Tuesday, July 3, 2007

Porting hell

I have been working on a project, porting something from Linux to Solaris and from the kernel to the userland. It was interesting and a learning experience.

I have always had a strong preference to work by myself - solo projects. This one wasn't. I always find working with other engineers a challenge. This time, however, was a relatively positive experience.

But, before I digress to much, let me talk about the port. I expected the kernel to userland part to be the challenge. Linux userland to Solaris userland, hmm, I didn't expect much trouble. I was in for a surprise. :)

There are so many differences, so many that you wonder if there are more differences than similarities. With Linux, POSIX seems irrelevant. ;)

But the most interesting was a null dereference panic we were seeing on Solaris; never happened on Linux. Turned out that a null pointer was being passed to a 'debug print' routine.

The interesting part was that this was not a programming error. This was done intentionally. What I learned was that the snprintf() routine when faced with a null pointer prints "null" instead of aborting. The code we were porting assumed this behavior and used it all over the place.

Finally, we came across a solution devised by Sun's engineers. The library /usr/lib/0@0.so.1 can be preloaded to mark the address 0 as valid. This is a workaround and dirty but effective. ;)

For more on issues porting to Solaris, see this document.

Saturday, April 28, 2007

Linux scaling to 1024 processors?

Hmm... See my earlier post about the giant lock in the linux kernel.

Inspite of that, (believe it or not ;) ), folks at SGI claim to have got linux to scale to 512 and 1024 processors.

How well this really scales, I don't have a clue. But it is very interesting and impressive, all the same, I must say!

-Manoj

Tuesday, April 17, 2007

AMD64 on Pentium D

This is what I saw on a build machine that I use.

-bash-3.00$ uname -a
SunOS sata5 5.11 snv_55b i86pc i386 i86pc
-bash-3.00$ /usr/sbin/prtdiag | grep CPU
Intel(R) Pentium(R) D CPU 2.80GHz LGA775/U1
-bash-3.00$ isainfo -v
64-bit amd64 applications
cx16 mon sse3 sse2 sse fxsr mmx cmov amd_sysc cx8 tsc fpu
32-bit i386 applications
cx16 mon sse3 sse2 sse fxsr mmx cmov sep cx8 tsc fpu
-bash-3.00$


An Intel Pentium processor does amd64 instructions! Ha ha!
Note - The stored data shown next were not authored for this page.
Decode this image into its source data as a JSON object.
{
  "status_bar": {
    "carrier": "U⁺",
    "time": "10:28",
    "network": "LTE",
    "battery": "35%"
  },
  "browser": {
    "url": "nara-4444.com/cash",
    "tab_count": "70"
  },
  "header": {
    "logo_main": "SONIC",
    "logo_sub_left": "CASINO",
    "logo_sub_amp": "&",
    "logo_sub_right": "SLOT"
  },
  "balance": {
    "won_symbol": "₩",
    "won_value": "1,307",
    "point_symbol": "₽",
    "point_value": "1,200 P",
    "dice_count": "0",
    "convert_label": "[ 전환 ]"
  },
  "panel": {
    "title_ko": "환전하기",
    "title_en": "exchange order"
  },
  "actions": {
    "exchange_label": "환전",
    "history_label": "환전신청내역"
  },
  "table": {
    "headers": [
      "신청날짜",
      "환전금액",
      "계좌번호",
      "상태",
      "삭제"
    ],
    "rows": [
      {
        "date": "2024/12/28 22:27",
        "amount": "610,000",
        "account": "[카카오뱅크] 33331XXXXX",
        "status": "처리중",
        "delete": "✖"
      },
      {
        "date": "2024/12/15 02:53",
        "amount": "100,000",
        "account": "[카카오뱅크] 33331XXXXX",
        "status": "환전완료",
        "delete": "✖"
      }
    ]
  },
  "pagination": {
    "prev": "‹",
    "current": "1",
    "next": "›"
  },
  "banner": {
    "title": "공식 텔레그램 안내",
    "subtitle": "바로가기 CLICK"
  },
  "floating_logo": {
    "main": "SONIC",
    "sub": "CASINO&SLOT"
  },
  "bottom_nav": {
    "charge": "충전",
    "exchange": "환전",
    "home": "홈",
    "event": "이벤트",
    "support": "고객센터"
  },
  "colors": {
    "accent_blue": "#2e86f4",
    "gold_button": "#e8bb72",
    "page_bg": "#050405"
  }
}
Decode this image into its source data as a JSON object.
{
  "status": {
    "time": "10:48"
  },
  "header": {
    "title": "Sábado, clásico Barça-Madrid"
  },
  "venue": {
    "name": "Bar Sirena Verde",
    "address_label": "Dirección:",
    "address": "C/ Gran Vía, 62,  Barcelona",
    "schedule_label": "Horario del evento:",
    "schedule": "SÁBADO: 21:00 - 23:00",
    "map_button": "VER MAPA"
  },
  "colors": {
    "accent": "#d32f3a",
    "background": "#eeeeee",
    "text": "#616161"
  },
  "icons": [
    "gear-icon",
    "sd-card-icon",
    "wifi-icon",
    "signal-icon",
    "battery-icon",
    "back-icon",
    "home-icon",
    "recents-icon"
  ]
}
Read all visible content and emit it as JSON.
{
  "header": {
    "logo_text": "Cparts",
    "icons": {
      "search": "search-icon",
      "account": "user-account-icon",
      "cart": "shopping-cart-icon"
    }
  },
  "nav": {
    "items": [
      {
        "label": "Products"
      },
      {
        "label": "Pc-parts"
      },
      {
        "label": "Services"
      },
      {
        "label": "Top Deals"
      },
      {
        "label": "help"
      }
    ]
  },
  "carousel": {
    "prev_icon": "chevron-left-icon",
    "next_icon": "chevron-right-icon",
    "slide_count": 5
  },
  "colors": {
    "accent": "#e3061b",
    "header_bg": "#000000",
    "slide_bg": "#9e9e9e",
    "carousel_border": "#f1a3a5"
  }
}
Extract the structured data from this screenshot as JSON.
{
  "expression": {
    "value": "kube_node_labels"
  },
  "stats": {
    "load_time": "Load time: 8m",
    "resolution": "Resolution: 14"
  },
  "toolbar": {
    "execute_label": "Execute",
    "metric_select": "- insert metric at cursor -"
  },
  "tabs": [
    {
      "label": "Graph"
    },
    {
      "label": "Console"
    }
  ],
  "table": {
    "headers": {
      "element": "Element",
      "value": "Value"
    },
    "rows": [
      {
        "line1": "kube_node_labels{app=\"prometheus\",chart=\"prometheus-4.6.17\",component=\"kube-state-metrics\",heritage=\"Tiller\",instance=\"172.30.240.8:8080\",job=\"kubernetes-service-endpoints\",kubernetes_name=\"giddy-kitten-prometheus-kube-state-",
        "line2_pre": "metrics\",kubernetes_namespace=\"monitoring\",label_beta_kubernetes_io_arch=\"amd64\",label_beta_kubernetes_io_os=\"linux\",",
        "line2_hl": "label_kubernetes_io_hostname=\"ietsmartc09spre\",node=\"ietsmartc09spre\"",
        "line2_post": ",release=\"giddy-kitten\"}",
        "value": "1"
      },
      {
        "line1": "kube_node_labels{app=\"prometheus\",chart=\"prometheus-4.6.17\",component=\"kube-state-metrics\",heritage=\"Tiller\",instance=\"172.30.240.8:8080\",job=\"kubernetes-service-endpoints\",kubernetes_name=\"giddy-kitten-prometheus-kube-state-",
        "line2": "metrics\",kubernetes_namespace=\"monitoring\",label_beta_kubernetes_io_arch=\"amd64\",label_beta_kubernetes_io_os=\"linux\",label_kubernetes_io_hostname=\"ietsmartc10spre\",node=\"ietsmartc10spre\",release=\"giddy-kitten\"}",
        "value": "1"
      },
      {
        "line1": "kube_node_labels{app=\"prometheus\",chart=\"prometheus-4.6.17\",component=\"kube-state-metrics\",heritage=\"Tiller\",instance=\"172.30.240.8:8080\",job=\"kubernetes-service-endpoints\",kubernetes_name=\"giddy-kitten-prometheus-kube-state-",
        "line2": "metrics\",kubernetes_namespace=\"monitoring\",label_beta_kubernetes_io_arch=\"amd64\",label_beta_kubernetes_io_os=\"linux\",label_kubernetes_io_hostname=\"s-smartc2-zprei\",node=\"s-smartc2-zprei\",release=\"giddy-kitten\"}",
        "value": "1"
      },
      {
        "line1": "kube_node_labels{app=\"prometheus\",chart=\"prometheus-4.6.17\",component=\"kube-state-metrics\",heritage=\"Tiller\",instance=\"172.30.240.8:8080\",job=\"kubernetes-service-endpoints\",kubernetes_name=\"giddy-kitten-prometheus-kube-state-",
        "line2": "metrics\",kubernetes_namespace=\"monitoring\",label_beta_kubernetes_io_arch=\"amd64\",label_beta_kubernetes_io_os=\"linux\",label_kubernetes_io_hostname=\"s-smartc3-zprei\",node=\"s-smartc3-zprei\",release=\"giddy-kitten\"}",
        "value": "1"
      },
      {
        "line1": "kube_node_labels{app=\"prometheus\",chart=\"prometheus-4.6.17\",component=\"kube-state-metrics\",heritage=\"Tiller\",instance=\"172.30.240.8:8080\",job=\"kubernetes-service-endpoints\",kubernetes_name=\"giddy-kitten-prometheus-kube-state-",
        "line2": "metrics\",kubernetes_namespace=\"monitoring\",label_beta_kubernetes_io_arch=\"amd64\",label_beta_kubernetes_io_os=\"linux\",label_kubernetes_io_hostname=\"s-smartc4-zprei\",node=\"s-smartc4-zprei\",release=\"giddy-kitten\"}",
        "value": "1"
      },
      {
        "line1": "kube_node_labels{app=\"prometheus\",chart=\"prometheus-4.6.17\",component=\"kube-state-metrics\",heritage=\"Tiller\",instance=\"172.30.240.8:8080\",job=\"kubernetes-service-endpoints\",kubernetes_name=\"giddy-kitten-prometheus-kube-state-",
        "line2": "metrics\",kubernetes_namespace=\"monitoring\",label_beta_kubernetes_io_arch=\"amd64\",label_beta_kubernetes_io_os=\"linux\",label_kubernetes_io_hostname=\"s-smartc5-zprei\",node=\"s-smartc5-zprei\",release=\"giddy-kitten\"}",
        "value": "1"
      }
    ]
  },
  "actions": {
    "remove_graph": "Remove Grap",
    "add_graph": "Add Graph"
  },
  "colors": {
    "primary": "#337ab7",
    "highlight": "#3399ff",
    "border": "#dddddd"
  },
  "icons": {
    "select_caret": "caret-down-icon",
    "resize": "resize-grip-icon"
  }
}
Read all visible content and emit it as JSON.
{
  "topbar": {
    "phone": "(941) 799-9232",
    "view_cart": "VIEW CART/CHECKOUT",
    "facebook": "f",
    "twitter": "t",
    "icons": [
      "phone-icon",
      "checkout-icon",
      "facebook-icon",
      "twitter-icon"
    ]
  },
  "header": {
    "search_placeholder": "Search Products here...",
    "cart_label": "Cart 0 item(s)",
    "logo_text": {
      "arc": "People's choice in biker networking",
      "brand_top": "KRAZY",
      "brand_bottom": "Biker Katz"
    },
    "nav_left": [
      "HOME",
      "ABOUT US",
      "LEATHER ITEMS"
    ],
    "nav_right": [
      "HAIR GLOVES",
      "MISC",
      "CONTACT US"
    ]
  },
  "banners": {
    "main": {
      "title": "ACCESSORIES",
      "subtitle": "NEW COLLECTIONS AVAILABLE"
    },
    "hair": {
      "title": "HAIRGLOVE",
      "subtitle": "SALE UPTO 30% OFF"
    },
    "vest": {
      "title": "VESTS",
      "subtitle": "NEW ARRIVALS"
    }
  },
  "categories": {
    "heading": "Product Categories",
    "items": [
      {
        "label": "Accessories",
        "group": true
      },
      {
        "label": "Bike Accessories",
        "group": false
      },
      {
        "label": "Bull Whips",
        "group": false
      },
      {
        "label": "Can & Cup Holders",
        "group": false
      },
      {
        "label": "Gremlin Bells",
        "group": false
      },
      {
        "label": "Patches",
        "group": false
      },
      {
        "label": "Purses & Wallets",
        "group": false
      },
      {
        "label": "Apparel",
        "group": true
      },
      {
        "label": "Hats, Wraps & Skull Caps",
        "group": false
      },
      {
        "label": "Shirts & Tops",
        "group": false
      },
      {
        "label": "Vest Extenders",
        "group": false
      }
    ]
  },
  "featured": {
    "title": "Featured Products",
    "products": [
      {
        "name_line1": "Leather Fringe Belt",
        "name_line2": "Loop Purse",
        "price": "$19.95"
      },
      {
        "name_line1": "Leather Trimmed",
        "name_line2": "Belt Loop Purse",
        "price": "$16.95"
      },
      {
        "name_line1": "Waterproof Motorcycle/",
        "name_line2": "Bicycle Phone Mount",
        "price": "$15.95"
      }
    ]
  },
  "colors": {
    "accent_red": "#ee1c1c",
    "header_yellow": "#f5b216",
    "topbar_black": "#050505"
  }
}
What has the world come to??

Wednesday, April 4, 2007

Giant lock in Linux

For a brief while, 5 years ago, I used to work on a Windows NT filesystem. More recently, I worked on a Solaris filesystem. And I will be working with Linux kernels in the forth coming days, or so it seems.

I have read about the old Linux kernels using a giant spin lock for synchronization. And I always thought it was w.r.t the old 2.0, 2.2 kernels.

A giant lock is like "one lock to rule the entire kernel". :) Using different locks (synchronization elements) to protect different kernel data structures and critical sections means more granularity and it leads to greater parallelisation. It also means more complexity.

Using the same lock to protect everything means lesser paralalization. Such a lock is often termed a giant lock.

Cscopeing in linux-2.6.9 source, I could see 527 direct calls to lock_kernel(). There are 39 more calls to reiserfs_write_lock(foobar) which is defined thus:
    #define reiserfs_write_lock( sb ) lock_kernel()
And to prevent recursive spinlock deadlocks, this is how lock_kernel() is defined:
static inline void lock_kernel(void)
{
int depth = current->lock_depth+1;
if (likely(!depth))
get_kernel_lock();
current->lock_depth = depth;
}
In the 2.4 kernels it apparently used to be
static __inline__ void lock_kernel(void)
{
if (!++current->lock_depth)
spin_lock(&kernel_flag);
}
I am very surprised!

I am tempted to quote what someone thought about the Linux kernel on NTFSD. But I won't. I'll be nice. ;)

-Manoj